Get the first value of a column based on a date column partitioned by Id

Question

Goal: I would like my output to show each distinct subscription_id, the first transaction_id based on the earliest date.

Problem: subscription_ids in my output are not distinct.

Situation: I have several columns in a table but only three are useful:

• subscription_id
• transaction_id
• issue_date

Each subscription_id can have multiple transaction_id. I need to pick the first transation_id for each subscription_id based on the earliest date.

Query: I tried the following two queries thinking they should give me the same results but both are different. In addition, both return duplicate subcription_ids when only DISTINCT subscription_id should come out.
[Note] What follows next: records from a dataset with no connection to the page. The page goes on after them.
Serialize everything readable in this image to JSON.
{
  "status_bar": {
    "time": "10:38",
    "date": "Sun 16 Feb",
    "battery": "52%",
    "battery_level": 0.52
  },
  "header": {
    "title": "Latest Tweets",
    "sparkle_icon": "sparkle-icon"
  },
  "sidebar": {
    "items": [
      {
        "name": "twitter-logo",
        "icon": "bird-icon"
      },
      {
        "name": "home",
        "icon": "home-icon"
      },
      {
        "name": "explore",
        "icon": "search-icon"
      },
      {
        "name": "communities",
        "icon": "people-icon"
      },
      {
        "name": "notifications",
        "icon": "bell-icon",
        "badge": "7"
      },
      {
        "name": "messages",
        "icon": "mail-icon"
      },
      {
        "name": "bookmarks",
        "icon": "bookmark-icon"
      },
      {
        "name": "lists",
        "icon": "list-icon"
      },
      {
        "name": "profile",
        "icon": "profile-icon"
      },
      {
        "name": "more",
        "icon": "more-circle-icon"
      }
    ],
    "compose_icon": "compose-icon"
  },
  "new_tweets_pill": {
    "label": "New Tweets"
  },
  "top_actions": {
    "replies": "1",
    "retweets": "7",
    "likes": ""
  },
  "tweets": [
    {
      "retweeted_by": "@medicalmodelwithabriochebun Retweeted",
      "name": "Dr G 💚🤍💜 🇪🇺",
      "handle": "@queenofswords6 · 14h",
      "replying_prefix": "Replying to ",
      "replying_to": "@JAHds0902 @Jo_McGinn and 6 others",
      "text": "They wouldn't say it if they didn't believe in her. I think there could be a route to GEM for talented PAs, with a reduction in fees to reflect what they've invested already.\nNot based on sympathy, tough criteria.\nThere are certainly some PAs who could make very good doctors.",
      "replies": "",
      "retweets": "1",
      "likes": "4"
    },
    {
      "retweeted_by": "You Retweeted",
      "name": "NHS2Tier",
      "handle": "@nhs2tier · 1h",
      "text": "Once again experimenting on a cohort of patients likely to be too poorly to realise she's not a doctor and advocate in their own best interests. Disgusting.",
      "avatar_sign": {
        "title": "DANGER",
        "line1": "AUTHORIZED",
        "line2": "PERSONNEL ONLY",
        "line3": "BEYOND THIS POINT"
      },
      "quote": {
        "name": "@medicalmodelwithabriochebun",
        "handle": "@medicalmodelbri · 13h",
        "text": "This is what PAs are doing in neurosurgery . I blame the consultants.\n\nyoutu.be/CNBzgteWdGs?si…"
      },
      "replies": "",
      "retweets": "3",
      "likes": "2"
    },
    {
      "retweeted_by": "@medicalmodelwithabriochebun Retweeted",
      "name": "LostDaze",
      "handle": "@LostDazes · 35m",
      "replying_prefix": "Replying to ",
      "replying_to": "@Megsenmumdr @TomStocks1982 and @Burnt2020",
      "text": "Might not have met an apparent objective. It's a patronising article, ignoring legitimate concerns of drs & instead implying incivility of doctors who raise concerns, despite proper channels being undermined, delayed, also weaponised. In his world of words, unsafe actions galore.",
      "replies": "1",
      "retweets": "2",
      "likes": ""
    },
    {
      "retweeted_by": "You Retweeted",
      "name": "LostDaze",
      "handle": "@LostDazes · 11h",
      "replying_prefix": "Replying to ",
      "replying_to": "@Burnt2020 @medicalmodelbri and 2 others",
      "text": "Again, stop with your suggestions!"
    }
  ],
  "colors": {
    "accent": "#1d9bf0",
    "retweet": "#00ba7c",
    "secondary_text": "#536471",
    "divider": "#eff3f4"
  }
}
SELECT DISTINCT t.subscription_id
    ,t.transation_id    
    ,MIN(t.issue_date)  As Min_Id
FROM table AS t
WHERE issue_date >= '2019-01-21'
GROUP BY t.subscription_id, t.transation_id
ORDER BY subscription_id desc


SELECT DISTINCT t.subscription_id
    ,FIRST_VALUE(t.transation_id)
        OVER (PARTITION BY t.subscription_id ORDER BY t.issue_date ASC ROWS BETWEEN UNBOUNDED PRECEDING AND UNBOUNDED FOLLOWING) AS Min_id
    ,issue_date
FROM table AS t
WHERE issue_date >= '2019-01-21'
ORDER BY subscription_id desc

I ran mock up data as such and it worked.

INSERT INTO #test1
VALUES  
('2018-11-01', 'ABC@gmail.com')
,('2018-11-02', 'ABC@gmail.com')
,('2018-11-03', 'ABC@gmail.com')
,('2018-07-01', 'DEF@gmail.com')
,('2018-07-02', 'DEF@gmail.com')


SELECT DISTINCT EMAIL
    ,FIRST_VALUE(login_time)
        OVER(PARTITION BY email ORDER BY LOGIN_TIME ROWS BETWEEN UNBOUNDED PRECEDING AND UNBOUNDED FOLLOWING) AS DATES
FROM #test1

Mock-up Output:
    EMAIL           DATES
    ABC@gmail.com  2018-11-01
    DEF@gmail.com  2018-07-01

What am i doing wrong or whats different?

Answer 1

you can try like below by using subquery

  select * from 
    (SELECT *,
            row_number() OVER(PARTITION BY email ORDER BY LOGIN_TIME) AS rn
    FROM #test1
    ) t where t.rn=1